La Société camerounaise des dépôts pétroliers (SCDP) franchit un nouveau cap dans la modernisation de ses infrastructures. Vendredi 21 août 2026 à Douala, le ministre de l’Eau et de l’Énergie, Gaston Eloundou Essomba, a procédé à l’inauguration de trois ouvrages destinés à améliorer le stockage, la réception et l’acheminement des produits pétroliers au Cameroun.
Sur le site de Bonabéri, une nouvelle sphère de stockage de gaz de pétrole liquéfié (GPL), d’une capacité de 1 000 tonnes, vient renforcer les installations existantes. Avec cette mise en service, la capacité de stockage du site passe de 2 500 à 3 500 tonnes, soit une progression de 40 %. Le programme prévoit à terme la construction de deux autres sphères, ce qui permettrait d’atteindre une capacité globale de 5 500 tonnes.
Autre équipement stratégique : le deuxième pipeline reliant le Port autonome de Douala au dépôt de Bessengué. Long d’environ quatre kilomètres, cet ouvrage devrait considérablement fluidifier l’approvisionnement du pays. Les capacités mensuelles de réception des produits pétroliers devraient ainsi passer de 210 000 à près de 345 000 m³.
Réduire les délais et sécuriser l’approvisionnement
Au-delà de l’augmentation des volumes, ce nouvel ouvrage doit permettre de raccourcir les délais de transfert des produits entre le port et les installations de stockage. Il devrait également contribuer à réduire les coûts liés aux surestaries, dans un secteur où la rapidité des opérations constitue un enjeu économique majeur.
La troisième infrastructure inaugurée est le nouvel immeuble siège de la SCDP. Cet édifice accompagne la transformation de l’entreprise et vient compléter les investissements engagés pour moderniser la chaîne logistique nationale des hydrocarbures.
Ces réalisations interviennent dans un contexte particulier pour le Cameroun. Depuis l’arrêt de la production de la SONARA en 2019, le pays dépend davantage des importations pour couvrir ses besoins en produits pétroliers finis. Le renforcement des capacités de stockage apparaît dès lors comme un levier essentiel pour réduire les risques de rupture d’approvisionnement.
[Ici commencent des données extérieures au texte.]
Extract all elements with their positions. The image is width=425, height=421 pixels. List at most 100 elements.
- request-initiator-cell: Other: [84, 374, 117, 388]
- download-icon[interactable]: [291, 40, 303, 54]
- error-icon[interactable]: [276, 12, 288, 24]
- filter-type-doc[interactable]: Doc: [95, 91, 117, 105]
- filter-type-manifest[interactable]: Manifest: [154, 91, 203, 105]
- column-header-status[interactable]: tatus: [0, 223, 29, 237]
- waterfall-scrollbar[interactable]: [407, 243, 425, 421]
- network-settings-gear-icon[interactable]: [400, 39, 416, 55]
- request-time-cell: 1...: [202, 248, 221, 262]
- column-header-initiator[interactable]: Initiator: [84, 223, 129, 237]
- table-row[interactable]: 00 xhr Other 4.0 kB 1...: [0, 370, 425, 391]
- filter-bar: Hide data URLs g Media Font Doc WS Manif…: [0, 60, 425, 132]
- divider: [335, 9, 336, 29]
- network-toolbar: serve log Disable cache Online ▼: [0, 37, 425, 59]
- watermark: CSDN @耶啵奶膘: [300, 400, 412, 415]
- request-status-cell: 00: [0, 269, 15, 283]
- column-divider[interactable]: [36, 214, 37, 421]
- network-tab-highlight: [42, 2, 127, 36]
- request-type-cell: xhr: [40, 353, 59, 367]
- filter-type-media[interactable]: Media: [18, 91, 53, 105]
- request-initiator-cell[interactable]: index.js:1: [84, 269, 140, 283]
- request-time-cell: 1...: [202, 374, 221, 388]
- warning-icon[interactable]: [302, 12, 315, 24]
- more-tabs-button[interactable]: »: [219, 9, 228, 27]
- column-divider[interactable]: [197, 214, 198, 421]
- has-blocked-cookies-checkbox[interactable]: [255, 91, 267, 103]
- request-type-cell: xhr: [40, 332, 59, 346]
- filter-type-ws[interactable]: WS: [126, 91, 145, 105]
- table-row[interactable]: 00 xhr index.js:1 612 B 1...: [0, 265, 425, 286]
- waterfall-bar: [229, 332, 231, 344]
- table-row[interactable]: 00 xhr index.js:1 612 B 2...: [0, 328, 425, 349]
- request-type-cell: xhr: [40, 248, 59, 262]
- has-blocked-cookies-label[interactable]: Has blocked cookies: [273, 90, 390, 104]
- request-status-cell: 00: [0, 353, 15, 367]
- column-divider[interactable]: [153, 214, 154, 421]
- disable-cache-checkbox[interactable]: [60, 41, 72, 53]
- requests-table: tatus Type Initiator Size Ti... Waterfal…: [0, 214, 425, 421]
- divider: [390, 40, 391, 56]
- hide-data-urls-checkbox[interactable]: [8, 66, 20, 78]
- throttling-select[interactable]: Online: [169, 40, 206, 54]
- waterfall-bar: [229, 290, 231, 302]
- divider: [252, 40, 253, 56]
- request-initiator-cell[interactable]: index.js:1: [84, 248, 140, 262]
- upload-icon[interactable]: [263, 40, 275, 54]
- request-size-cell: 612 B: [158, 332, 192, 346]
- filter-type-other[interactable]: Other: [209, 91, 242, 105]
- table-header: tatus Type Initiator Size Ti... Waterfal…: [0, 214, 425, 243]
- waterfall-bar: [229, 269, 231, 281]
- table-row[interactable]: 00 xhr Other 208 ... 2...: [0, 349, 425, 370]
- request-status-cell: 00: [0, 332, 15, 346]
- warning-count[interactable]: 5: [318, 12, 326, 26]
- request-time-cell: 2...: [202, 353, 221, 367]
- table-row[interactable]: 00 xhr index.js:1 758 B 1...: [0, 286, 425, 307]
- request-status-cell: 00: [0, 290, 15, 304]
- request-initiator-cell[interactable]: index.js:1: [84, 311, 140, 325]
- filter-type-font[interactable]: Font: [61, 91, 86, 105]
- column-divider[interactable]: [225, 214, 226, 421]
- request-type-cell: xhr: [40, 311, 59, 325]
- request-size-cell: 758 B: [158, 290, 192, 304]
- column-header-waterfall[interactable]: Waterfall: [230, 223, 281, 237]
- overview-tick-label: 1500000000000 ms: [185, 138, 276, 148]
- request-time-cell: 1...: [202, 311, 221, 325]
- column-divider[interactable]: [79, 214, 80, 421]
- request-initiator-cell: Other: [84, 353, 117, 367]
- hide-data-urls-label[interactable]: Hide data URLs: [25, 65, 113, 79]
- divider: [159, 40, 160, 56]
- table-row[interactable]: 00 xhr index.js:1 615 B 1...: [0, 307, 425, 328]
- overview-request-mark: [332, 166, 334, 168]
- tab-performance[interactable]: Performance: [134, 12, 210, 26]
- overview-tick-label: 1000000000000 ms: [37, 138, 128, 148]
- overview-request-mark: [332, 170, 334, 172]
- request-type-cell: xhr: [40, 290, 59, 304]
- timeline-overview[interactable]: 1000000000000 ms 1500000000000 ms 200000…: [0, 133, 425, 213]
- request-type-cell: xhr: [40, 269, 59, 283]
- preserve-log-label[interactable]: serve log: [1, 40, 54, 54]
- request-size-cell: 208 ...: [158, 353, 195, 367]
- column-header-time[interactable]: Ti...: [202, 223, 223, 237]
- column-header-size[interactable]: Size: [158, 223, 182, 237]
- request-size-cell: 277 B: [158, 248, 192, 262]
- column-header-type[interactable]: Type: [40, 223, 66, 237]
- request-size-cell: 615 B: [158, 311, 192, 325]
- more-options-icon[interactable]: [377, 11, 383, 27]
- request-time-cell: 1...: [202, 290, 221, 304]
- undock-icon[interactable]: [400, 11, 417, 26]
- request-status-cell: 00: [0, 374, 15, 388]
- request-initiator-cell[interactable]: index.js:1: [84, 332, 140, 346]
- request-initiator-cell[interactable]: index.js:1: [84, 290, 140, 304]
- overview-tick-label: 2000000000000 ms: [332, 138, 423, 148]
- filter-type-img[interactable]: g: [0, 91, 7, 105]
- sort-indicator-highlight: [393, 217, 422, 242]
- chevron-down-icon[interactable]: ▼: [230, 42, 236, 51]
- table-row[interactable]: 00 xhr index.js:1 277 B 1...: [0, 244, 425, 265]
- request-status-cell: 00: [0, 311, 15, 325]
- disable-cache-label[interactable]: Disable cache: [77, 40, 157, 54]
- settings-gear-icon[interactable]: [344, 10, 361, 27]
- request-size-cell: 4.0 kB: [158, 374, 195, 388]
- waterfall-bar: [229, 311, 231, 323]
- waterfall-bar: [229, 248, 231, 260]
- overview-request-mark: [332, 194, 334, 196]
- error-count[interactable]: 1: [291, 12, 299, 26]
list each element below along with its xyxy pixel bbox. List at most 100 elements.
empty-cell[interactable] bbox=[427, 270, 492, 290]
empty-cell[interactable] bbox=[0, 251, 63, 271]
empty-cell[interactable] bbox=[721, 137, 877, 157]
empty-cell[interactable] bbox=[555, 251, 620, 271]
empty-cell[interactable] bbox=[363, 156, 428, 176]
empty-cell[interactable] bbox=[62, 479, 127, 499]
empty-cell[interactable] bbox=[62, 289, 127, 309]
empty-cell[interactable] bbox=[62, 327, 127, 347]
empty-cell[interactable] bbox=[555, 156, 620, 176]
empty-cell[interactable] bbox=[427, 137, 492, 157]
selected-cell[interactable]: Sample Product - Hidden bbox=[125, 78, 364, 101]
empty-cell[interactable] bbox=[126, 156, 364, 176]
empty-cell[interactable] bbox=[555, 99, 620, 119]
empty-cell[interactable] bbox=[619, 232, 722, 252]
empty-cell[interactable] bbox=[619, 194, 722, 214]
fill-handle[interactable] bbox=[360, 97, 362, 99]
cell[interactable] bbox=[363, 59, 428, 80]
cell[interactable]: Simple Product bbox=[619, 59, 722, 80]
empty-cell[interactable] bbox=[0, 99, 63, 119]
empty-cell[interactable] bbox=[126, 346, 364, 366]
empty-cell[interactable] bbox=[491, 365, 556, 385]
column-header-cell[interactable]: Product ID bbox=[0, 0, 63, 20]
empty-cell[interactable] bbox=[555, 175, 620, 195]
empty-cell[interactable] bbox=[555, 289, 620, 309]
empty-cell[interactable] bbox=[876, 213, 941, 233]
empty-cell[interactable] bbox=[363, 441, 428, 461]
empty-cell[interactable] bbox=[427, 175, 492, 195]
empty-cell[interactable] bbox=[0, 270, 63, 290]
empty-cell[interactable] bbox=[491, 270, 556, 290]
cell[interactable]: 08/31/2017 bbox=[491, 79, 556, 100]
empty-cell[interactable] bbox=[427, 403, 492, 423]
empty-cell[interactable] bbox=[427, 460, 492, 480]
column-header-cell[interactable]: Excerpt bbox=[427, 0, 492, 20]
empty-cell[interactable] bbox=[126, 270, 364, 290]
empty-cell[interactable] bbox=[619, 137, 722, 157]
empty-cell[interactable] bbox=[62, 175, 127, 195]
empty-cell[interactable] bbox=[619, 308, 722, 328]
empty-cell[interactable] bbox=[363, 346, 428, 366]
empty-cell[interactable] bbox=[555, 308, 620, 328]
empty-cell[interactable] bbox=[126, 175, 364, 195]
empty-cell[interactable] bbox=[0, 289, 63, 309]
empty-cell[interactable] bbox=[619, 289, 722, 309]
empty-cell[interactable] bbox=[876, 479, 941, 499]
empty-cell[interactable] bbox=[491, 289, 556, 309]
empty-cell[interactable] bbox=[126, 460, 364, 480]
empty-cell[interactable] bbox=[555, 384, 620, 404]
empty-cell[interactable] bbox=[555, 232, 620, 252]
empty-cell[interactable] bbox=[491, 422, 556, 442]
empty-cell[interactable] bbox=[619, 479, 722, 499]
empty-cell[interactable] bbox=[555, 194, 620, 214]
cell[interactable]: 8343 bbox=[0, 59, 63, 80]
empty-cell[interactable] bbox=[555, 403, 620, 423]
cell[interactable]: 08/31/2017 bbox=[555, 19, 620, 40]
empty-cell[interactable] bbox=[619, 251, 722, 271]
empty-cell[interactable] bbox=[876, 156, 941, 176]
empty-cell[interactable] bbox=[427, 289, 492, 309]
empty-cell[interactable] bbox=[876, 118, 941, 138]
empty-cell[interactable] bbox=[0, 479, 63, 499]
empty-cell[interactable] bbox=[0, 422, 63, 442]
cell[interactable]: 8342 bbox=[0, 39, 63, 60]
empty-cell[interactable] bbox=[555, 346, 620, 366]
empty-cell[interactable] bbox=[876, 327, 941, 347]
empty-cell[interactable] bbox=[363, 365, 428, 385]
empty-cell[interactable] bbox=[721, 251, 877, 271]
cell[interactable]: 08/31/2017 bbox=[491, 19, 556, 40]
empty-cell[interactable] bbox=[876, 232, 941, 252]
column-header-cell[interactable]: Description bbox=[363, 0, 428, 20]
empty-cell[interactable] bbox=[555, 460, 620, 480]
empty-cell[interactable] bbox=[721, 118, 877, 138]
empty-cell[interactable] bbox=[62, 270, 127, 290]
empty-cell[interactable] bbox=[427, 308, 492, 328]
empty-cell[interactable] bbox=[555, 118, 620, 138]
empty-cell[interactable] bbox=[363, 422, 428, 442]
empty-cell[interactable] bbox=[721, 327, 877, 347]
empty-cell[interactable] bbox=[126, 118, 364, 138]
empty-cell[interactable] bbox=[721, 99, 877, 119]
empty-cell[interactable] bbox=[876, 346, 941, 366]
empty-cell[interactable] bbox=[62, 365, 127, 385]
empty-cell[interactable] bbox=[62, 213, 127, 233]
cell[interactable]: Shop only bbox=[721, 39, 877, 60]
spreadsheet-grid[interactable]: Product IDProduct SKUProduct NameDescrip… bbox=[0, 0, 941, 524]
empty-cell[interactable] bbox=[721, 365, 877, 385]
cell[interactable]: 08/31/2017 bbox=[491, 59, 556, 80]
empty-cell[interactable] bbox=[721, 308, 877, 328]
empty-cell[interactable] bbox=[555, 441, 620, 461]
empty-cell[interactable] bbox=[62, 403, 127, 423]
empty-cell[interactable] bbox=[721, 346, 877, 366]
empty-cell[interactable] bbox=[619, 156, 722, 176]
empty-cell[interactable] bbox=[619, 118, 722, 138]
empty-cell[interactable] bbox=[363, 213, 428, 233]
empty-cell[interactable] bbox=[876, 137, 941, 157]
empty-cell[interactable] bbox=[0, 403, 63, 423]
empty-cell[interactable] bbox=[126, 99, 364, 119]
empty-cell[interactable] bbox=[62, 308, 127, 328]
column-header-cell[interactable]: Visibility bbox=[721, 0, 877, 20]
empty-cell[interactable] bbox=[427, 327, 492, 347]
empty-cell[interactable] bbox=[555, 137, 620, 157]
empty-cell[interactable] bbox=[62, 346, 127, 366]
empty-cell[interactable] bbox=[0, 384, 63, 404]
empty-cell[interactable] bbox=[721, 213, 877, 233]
L’objectif des 60 jours de stocks
Face à cet enjeu, le gouvernement ambitionne de faire passer progressivement les stocks de sécurité de 30 à 60 jours d’autonomie. Une réserve plus importante qui permettrait au pays de mieux absorber d’éventuelles perturbations sur les marchés internationaux ou dans la chaîne d’approvisionnement.
La stratégie ne se limite pas à Douala. D’autres infrastructures sont annoncées à Ngaoundéré et Bélabo, tandis que le futur terminal à hydrocarbures de Kribi est présenté comme l’un des projets prioritaires.
À travers ces investissements, les autorités veulent ainsi bâtir une chaîne logistique pétrolière plus robuste, capable d’accompagner les besoins croissants du pays et surtout de garantir, sur la durée, la disponibilité des produits pétroliers sur le marché national.